Die Anrede einer Romanfigur durch den Autor gehört eigentlich einer älteren Romantradition an und galt dem Realismus als nicht mehr zeitgemäß. Friedrich Spielhagen hat in einem Aufsatz "Ueber Objektivetät im Roman" (Vermischte Schriften, 1864) jedes Hineinreden des Autors in die Vorstellungswelt seiner Figuren als nicht objektiv verworfen und damit eine allgemeine Tendenz der Romanentwicklung des 19. Jahrhunderts formuliert. Fontane war damit jedoch zunächst nicht einverstanden. Am 14. Januar 1879 schreibt er an Wilhelm Hertz:
... die Stelle, daß der Erzähler nicht mitsprechen darf, weil es gegen das 'epische Stilgesetz' sei, erscheint mir als reine Quackelei. Gerade die besten, berühmtesten, entzückensten Erzähler, besonders unter den Engländern, haben es immer gethan. Dies beständige Vorspringen des Puppenspielers in Person, hat für mich einen außerordentlichen Reiz und ist recht eigentlich das, was jene Ruhe und Behaglichkeit schafft, die sich beim Epischen einstellen soll. Die jetzt modische 'dramatische' Behandlung der Dinge hat zum Sensationellen geführt.

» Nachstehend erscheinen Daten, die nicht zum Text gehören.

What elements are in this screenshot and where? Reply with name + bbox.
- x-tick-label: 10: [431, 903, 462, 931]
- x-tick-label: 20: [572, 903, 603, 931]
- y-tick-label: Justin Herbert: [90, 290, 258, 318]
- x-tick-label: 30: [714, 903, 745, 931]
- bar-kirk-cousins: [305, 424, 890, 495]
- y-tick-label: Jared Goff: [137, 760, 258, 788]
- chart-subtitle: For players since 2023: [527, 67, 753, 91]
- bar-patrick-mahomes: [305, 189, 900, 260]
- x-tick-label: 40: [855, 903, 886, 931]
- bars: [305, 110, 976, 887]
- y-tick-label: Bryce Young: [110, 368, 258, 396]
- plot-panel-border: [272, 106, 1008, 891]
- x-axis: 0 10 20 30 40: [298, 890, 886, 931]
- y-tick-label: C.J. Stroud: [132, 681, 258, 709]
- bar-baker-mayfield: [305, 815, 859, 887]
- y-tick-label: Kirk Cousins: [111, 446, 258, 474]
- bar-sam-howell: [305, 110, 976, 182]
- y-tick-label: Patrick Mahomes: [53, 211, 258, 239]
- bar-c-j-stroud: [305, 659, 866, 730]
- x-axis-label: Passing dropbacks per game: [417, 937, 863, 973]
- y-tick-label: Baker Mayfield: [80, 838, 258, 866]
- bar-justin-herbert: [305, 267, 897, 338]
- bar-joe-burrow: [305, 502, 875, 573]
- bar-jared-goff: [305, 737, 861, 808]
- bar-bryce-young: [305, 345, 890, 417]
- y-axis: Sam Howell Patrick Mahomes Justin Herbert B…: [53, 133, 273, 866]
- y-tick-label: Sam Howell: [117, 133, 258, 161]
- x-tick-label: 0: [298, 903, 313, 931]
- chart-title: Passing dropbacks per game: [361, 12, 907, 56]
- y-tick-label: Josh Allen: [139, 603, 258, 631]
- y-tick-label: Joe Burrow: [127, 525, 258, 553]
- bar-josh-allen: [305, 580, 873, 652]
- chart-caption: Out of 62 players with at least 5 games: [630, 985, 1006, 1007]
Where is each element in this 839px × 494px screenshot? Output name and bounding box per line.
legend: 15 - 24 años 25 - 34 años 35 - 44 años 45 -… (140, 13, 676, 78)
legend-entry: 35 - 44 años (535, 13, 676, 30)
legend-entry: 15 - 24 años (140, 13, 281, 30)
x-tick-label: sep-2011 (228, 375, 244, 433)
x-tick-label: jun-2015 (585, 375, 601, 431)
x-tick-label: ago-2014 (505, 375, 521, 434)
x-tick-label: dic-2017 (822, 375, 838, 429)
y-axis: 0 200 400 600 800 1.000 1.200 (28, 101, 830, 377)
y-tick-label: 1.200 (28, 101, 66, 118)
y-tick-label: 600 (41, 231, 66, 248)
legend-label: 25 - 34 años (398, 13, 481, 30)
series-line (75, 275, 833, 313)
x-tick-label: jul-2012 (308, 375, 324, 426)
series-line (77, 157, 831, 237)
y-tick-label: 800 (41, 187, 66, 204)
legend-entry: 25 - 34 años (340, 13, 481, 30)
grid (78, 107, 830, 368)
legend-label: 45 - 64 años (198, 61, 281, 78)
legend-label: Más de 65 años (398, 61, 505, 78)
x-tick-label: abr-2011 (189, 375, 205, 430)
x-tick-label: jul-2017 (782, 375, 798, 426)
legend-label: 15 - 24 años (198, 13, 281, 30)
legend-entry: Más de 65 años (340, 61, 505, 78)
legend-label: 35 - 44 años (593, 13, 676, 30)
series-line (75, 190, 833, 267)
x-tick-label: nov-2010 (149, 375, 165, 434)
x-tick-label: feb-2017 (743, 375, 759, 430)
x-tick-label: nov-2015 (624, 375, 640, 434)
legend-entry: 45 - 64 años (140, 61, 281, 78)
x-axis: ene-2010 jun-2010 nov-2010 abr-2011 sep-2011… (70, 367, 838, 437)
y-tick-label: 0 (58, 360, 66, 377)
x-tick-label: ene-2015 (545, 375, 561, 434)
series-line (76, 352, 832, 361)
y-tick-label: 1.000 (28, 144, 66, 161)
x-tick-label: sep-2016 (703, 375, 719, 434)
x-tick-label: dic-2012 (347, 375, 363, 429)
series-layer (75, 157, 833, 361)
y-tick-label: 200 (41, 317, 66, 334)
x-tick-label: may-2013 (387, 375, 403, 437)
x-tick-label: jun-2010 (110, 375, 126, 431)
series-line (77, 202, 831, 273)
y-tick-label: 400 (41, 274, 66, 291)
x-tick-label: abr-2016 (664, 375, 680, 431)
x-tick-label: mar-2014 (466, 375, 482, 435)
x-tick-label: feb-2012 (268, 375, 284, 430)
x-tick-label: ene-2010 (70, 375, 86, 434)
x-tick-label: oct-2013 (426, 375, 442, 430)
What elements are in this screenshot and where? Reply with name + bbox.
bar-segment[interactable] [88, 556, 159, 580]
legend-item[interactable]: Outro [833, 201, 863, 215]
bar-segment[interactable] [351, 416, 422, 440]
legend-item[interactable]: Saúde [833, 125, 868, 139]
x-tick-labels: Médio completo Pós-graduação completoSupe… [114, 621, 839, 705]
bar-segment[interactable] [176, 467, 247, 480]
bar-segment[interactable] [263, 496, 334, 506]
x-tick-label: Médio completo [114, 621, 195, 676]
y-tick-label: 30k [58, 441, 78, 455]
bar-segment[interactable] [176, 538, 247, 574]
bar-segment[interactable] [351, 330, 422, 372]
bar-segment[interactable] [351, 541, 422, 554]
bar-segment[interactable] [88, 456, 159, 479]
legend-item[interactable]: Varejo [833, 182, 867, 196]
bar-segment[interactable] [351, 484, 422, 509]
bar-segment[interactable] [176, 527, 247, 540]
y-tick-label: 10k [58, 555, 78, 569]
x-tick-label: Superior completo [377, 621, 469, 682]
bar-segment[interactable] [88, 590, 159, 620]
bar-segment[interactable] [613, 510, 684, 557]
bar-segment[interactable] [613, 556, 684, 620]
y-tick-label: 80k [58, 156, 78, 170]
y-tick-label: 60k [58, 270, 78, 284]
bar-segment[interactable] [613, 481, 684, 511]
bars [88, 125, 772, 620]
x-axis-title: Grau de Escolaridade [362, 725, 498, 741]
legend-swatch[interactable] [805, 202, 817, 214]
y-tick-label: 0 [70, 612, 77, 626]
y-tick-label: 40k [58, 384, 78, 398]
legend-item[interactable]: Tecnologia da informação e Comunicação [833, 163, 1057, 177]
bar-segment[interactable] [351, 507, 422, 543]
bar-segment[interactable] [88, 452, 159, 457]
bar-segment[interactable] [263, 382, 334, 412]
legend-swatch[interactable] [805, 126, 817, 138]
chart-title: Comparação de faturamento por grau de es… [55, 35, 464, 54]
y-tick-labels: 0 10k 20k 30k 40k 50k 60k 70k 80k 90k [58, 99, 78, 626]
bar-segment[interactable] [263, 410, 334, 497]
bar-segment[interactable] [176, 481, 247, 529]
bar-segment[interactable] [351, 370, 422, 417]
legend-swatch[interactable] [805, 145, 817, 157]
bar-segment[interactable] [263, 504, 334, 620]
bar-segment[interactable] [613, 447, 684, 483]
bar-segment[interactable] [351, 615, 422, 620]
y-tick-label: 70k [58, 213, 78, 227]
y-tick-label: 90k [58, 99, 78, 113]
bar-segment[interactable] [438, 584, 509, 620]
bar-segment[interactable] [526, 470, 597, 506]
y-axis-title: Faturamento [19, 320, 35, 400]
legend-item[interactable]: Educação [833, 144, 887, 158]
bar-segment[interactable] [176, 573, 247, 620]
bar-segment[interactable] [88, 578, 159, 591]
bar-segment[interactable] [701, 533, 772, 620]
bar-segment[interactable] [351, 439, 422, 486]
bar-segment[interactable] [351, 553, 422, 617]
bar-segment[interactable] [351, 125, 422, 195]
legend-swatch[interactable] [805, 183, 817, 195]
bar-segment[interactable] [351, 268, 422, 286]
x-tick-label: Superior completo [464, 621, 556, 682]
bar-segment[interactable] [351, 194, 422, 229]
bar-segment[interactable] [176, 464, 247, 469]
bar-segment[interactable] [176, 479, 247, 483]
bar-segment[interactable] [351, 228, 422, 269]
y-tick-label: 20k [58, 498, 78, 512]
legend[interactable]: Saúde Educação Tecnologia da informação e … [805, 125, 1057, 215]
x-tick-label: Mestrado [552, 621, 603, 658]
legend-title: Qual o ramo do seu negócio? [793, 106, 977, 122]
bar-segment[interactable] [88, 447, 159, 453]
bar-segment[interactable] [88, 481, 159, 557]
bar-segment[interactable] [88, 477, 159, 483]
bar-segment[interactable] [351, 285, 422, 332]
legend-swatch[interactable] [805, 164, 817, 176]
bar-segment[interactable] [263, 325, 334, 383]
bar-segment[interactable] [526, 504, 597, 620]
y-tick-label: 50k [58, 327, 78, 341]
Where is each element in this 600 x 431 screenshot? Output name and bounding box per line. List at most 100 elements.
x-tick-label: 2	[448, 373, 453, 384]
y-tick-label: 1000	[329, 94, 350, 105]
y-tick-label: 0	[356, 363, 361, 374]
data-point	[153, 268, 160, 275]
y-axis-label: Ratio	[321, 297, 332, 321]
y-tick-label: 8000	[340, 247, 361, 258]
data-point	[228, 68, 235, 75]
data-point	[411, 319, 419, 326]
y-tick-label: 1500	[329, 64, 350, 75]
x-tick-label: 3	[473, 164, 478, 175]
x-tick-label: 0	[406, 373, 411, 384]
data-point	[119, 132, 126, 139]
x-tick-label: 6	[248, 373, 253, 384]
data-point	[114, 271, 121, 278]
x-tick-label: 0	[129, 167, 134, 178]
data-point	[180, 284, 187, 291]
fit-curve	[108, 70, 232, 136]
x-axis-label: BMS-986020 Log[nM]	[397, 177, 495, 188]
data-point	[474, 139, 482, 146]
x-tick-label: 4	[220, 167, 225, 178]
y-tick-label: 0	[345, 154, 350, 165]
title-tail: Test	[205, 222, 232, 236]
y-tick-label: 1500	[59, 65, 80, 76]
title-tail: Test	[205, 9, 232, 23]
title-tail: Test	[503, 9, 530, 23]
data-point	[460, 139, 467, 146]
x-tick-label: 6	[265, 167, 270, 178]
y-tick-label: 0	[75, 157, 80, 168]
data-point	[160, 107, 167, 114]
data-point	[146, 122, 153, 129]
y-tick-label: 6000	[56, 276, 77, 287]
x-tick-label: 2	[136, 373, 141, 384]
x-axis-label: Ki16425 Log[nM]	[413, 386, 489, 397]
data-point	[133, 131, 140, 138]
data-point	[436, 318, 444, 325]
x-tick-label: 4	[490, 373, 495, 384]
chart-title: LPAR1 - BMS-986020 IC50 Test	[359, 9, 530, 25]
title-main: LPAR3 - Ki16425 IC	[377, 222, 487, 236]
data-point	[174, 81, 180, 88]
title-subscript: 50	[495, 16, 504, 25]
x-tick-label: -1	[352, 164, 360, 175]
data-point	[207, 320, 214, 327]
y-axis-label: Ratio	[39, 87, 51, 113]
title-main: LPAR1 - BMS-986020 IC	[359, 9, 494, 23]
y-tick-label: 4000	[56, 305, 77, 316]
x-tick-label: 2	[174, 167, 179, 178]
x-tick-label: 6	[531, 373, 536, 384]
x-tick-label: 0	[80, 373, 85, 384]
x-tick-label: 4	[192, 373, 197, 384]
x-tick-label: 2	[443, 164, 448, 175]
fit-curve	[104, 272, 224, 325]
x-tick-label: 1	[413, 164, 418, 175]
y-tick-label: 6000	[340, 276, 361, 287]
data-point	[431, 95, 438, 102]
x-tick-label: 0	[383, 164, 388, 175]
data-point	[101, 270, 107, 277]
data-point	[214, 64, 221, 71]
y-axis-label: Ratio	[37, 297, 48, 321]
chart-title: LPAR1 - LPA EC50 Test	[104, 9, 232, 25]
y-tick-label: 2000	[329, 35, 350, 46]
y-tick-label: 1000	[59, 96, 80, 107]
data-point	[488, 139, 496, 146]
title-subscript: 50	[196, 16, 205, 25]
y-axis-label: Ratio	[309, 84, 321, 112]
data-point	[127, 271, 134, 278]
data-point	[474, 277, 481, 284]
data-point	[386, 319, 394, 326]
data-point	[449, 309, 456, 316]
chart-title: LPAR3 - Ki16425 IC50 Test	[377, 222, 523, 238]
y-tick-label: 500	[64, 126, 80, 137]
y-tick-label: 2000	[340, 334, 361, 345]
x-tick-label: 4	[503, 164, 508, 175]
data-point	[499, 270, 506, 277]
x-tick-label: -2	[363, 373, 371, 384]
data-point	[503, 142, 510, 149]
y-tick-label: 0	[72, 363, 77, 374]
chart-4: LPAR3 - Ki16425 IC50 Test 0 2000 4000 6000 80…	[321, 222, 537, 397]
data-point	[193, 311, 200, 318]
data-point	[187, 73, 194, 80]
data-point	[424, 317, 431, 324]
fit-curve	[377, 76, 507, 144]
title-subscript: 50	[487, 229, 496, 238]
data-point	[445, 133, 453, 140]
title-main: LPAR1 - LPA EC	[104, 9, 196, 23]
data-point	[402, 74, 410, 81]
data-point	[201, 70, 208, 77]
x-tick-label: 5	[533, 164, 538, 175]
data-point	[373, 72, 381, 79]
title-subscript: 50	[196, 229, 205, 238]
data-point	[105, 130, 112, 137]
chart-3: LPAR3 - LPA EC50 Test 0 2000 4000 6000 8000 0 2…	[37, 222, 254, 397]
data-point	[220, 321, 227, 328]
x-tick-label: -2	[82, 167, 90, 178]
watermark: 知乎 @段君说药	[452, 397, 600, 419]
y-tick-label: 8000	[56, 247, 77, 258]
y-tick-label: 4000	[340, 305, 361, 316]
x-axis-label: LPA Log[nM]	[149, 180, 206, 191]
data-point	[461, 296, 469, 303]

Von dieser Meinung kam Fontane im Wege seines Romanschaffens aber immer mehr ab und gab schließlich Spielhagen weitgehend Recht. Am 15. Februar 1896 schreibt er an ihn:
Das Hineinreden des Schriftstellers ist fast immer vom Uebel, mindestens überflüssig. Und was überflüssig ist, ist falsch. Allerdings wird es mitunter schwer festzustellen sein, wo das Hineinreden beginnt; der Schriftsteller muß doch auch, als er, eine Menge thun und sagen, sonst geht es eben nicht, oder wird Künstelei. Nur des Urtheilens, des Predigens, des klug- und weiseseins muß er sich enthalten. Vielleicht liegt es so wie mit Finanzfragen; nachdem man sich für Handelsfreiheit begeistert, erkennt man widerwillig, daß es ohne einen kleinen Schutzzoll nicht geht.
Das "Arme Effi", das sich auch am Schluss noch einmal findet (Kap.36, Abs.6), ist ein solcher kleiner Schutzzoll, der allerdings nur deutlich macht, was auch sonst offenkundig ist: dass Fontane Effi gegenüber nicht 'objektiv' sein will. Vielmehr, wie er an Colmar Grünhagen am 10. Oktober 1895 schreibt, hat er zu ihr und überhaupt zu seinen Frauenfiguren schon beinahe ein Liebesverhältnis:
Dies Natürliche hat es mir seit lange angetan, ich lege nur darauf Gewicht, fühle mich nur dadurch angezogen, und dies ist wohl der Grund, warum meine Frauengestalten alle einen Knacks weghaben. Gerade dadurch sind sie mir lieb, ich verliebe mich in sie, nicht um ihrer Tugenden, sondern um ihrer Menschlichkeiten, d.h. um ihrer Schwächen und Sünden willen ... Dies alles, um Cecile und Effi ein wenig zu erklären.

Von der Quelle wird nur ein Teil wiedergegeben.